One night at about eleven o'clock I was patrolling on US 21 near the Marine Corps Air Station. As I came up a little hill heading toward the base from the direction of Beaufort, I observed a man walking in the middle of the right-hand lane with his back toward oncoming traffic. He did not move to the side of the road or even look back as I came up on him. He was within about twenty feet of the entrance to the parking lot of the Air Station Credit Union so I pulled into the parking lot.

I got out of my patrol car about the time he came even with it. He was still in the middle of the road looking straight ahead. I yelled to him, but he still did not look or move out of the road. I got back into my car and drove up right beside him along side of the road.

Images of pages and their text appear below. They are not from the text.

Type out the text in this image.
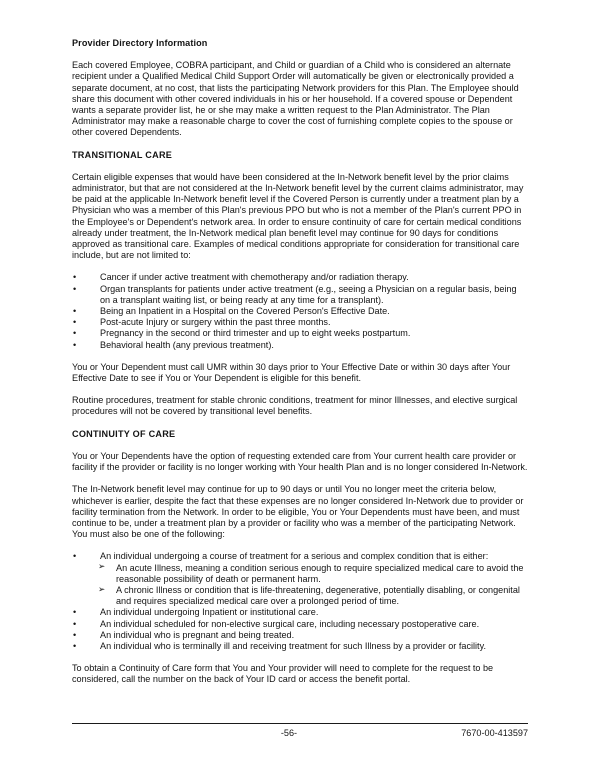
Provider Directory Information

Each covered Employee, COBRA participant, and Child or guardian of a Child who is considered an alternate recipient under a Qualified Medical Child Support Order will automatically be given or electronically provided a separate document, at no cost, that lists the participating Network providers for this Plan. The Employee should share this document with other covered individuals in his or her household. If a covered spouse or Dependent wants a separate provider list, he or she may make a written request to the Plan Administrator. The Plan Administrator may make a reasonable charge to cover the cost of furnishing complete copies to the spouse or other covered Dependents.

TRANSITIONAL CARE

Certain eligible expenses that would have been considered at the In-Network benefit level by the prior claims administrator, but that are not considered at the In-Network benefit level by the current claims administrator, may be paid at the applicable In-Network benefit level if the Covered Person is currently under a treatment plan by a Physician who was a member of this Plan's previous PPO but who is not a member of the Plan's current PPO in the Employee's or Dependent's network area. In order to ensure continuity of care for certain medical conditions already under treatment, the In-Network medical plan benefit level may continue for 90 days for conditions approved as transitional care. Examples of medical conditions appropriate for consideration for transitional care include, but are not limited to:

•	Cancer if under active treatment with chemotherapy and/or radiation therapy.
•	Organ transplants for patients under active treatment (e.g., seeing a Physician on a regular basis, being on a transplant waiting list, or being ready at any time for a transplant).
•	Being an Inpatient in a Hospital on the Covered Person's Effective Date.
•	Post-acute Injury or surgery within the past three months.
•	Pregnancy in the second or third trimester and up to eight weeks postpartum.
•	Behavioral health (any previous treatment).

You or Your Dependent must call UMR within 30 days prior to Your Effective Date or within 30 days after Your Effective Date to see if You or Your Dependent is eligible for this benefit.

Routine procedures, treatment for stable chronic conditions, treatment for minor Illnesses, and elective surgical procedures will not be covered by transitional level benefits.

CONTINUITY OF CARE

You or Your Dependents have the option of requesting extended care from Your current health care provider or facility if the provider or facility is no longer working with Your health Plan and is no longer considered In-Network.

The In-Network benefit level may continue for up to 90 days or until You no longer meet the criteria below, whichever is earlier, despite the fact that these expenses are no longer considered In-Network due to provider or facility termination from the Network. In order to be eligible, You or Your Dependents must have been, and must continue to be, under a treatment plan by a provider or facility who was a member of the participating Network. You must also be one of the following:

•	An individual undergoing a course of treatment for a serious and complex condition that is either:
➢ An acute Illness, meaning a condition serious enough to require specialized medical care to avoid the reasonable possibility of death or permanent harm.
➢ A chronic Illness or condition that is life-threatening, degenerative, potentially disabling, or congenital and requires specialized medical care over a prolonged period of time.
•	An individual undergoing Inpatient or institutional care.
•	An individual scheduled for non-elective surgical care, including necessary postoperative care.
•	An individual who is pregnant and being treated.
•	An individual who is terminally ill and receiving treatment for such Illness by a provider or facility.

To obtain a Continuity of Care form that You and Your provider will need to complete for the request to be considered, call the number on the back of Your ID card or access the benefit portal.

-56-	7670-00-413597
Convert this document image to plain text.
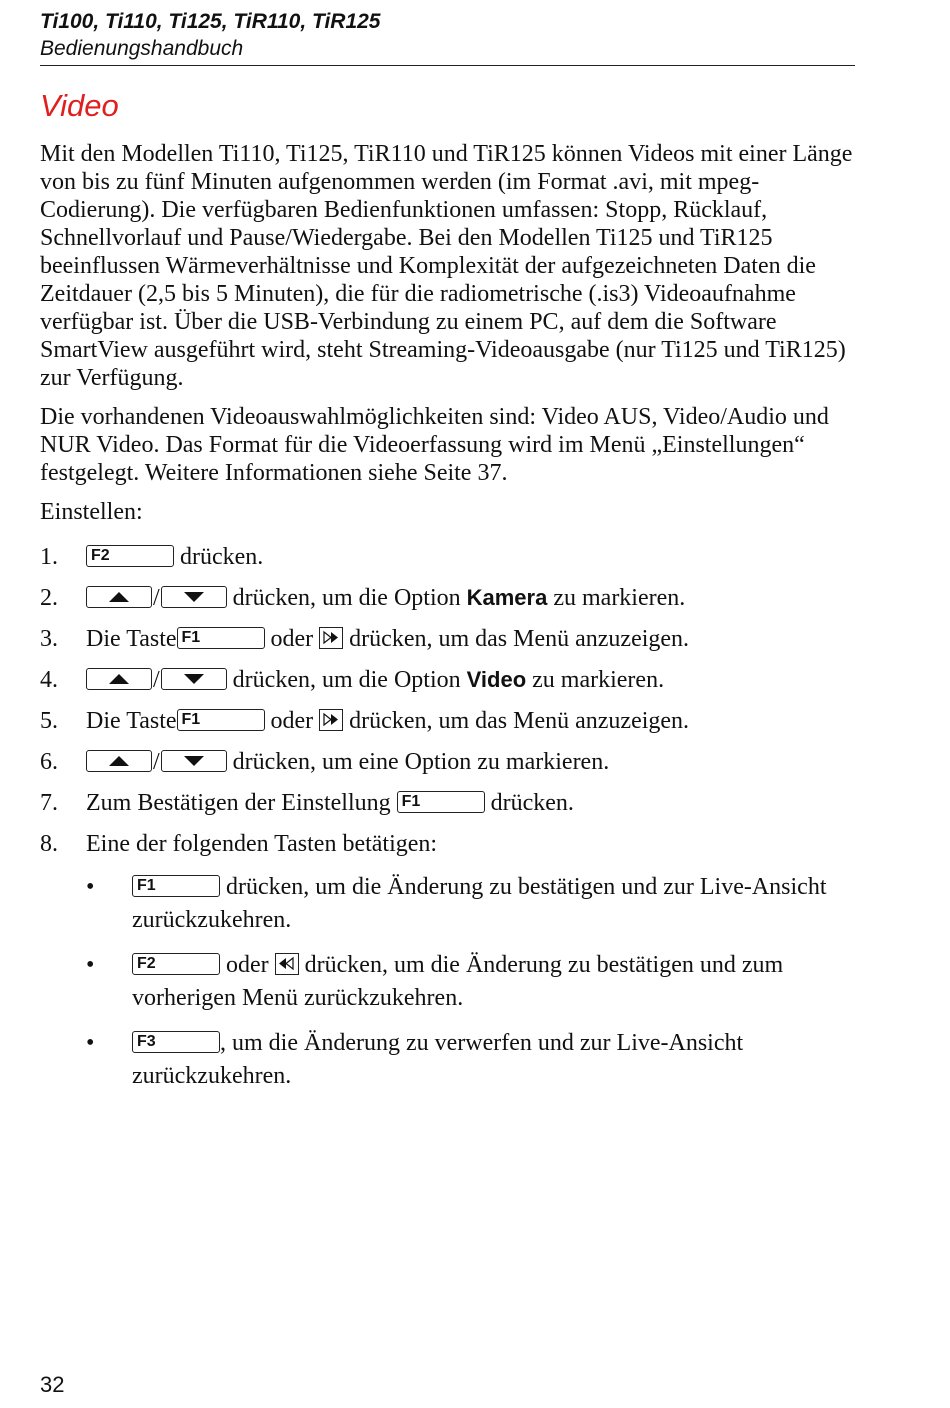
Ti100, Ti110, Ti125, TiR110, TiR125
Bedienungshandbuch
Video

Mit den Modellen Ti110, Ti125, TiR110 und TiR125 können Videos mit einer Länge von bis zu fünf Minuten aufgenommen werden (im Format .avi, mit mpeg-Codierung). Die verfügbaren Bedienfunktionen umfassen: Stopp, Rücklauf, Schnellvorlauf und Pause/Wiedergabe. Bei den Modellen Ti125 und TiR125 beeinflussen Wärmeverhältnisse und Komplexität der aufgezeichneten Daten die Zeitdauer (2,5 bis 5 Minuten), die für die radiometrische (.is3) Videoaufnahme verfügbar ist. Über die USB-Verbindung zu einem PC, auf dem die Software SmartView ausgeführt wird, steht Streaming-Videoausgabe (nur Ti125 und TiR125) zur Verfügung.

Die vorhandenen Videoauswahlmöglichkeiten sind: Video AUS, Video/Audio und NUR Video. Das Format für die Videoerfassung wird im Menü „Einstellungen“ festgelegt. Weitere Informationen siehe Seite 37.

Einstellen:

1. F2	drücken.
2.	/	drücken, um die Option Kamera zu markieren.
3. Die Taste F1	oder drücken, um das Menü anzuzeigen.
4.	/	drücken, um die Option Video zu markieren.
5. Die Taste F1	oder drücken, um das Menü anzuzeigen.
6.	/	drücken, um eine Option zu markieren.
7. Zum Bestätigen der Einstellung F1	drücken.
8. Eine der folgenden Tasten betätigen:
•	F1	drücken, um die Änderung zu bestätigen und zur Live-Ansicht zurückzukehren.
•	F2	oder drücken, um die Änderung zu bestätigen und zum vorherigen Menü zurückzukehren.
•	F3	, um die Änderung zu verwerfen und zur Live-Ansicht zurückzukehren.
32
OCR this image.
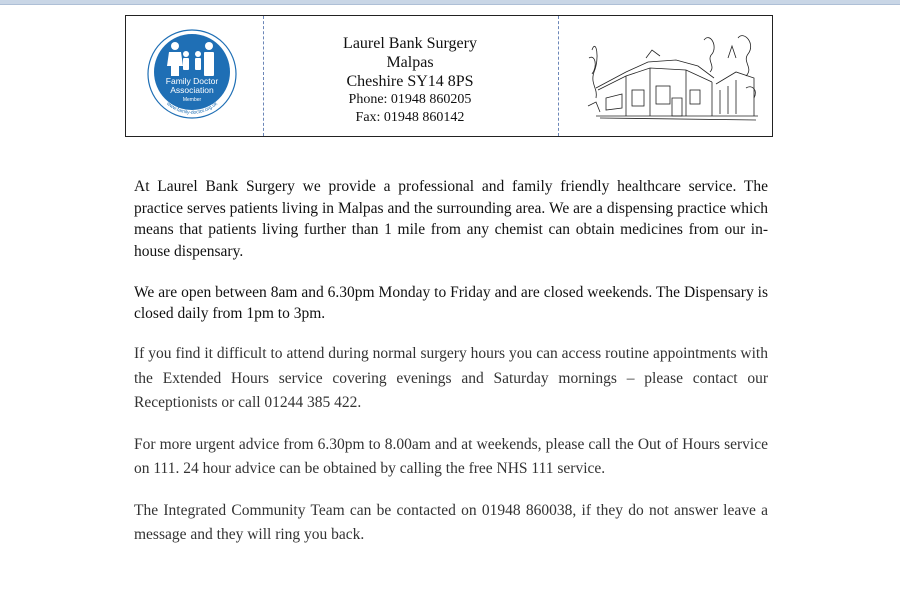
Family Doctor
Association
Member
www.family-doctor.org.uk
Laurel Bank Surgery
Malpas
Cheshire SY14 8PS
Phone: 01948 860205
Fax: 01948 860142

At Laurel Bank Surgery we provide a professional and family friendly healthcare service. The practice serves patients living in Malpas and the surrounding area. We are a dispensing practice which means that patients living further than 1 mile from any chemist can obtain medicines from our in-house dispensary.

We are open between 8am and 6.30pm Monday to Friday and are closed weekends. The Dispensary is closed daily from 1pm to 3pm.

If you find it difficult to attend during normal surgery hours you can access routine appointments with the Extended Hours service covering evenings and Saturday mornings – please contact our Receptionists or call 01244 385 422.

For more urgent advice from 6.30pm to 8.00am and at weekends, please call the Out of Hours service on 111. 24 hour advice can be obtained by calling the free NHS 111 service.

The Integrated Community Team can be contacted on 01948 860038, if they do not answer leave a message and they will ring you back.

I got out again and told him, "Hey, you've got to get out of the road before you get killed!" He just kept on walking, so I grabbed him by the arm and pulled him out of the highway. When I let him go I asked for some identification. After telling me to F--- myself he headed back into the highway. I felt at this time that the man needed a little attitude adjustment so I grabbed him again and pulled him out of the road.

He was highly intoxicated, but I felt sure he knew enough about what was going on to know that I meant what I said. I again asked him for some identification. He cursed me again and tried to walk past me. I grabbed him and told him he was under arrest for Public Disorderly Conduct.

Many people thought we picked on the Marines just because they were drunk and trying to get back to base. This was not true, most of us were former Marines ourselves. You just could not let them get killed by walking in the road, and you couldn't get them out of the road without arresting them. Be that as it may, this night I arrested this Marine. We were at the front of my patrol car when I grabbed him. He tried to get away from me, but I spun him around and pushed him against my car. As I pushed, I lifted him slightly so that he was bent forward at the waist with his head and chest flat on the hood of my patrol car. I attempted to grab his arms so I could handcuff him. He started to come up off the hood of my patrol car. I pushed him back down and again tried to get his hands behind him. This time he came up more forcefully as if he were going to try to fight me, so I knocked him back down onto the hood. This went on for several minutes before I was finally able to get him handcuffed.

I pulled him up off the car and started toward the back of the car to put him in the back seat behind the cage. I looked up and saw my Sergeant sitting in the middle of the road facing the opposite direction of my car. He had his driver's side window down. He was smiling at me and he asked, "You need any help?"

I told him no, I had it covered now. I transported the drunk Marine to jail. When I came out of the jail, my Sergeant was standing by my patrol car waiting for me. "You have any idea why he was fighting you so hard?" he asked.

"I guess just because he was drunk." I replied.

Without saying a word my Sergeant grabbed me by the wrist and placed my hand palm down on the top of my patrol car hood. I immediately pulled back. That thing was hot enough to fry an egg on. It was a hot and humid night to start with, and that police interceptor engine was really putting out some heat.

I felt a little sorry for the Marine then, but if he had listened to me in the first place I would not have been forced to perform a roadside character modification on him.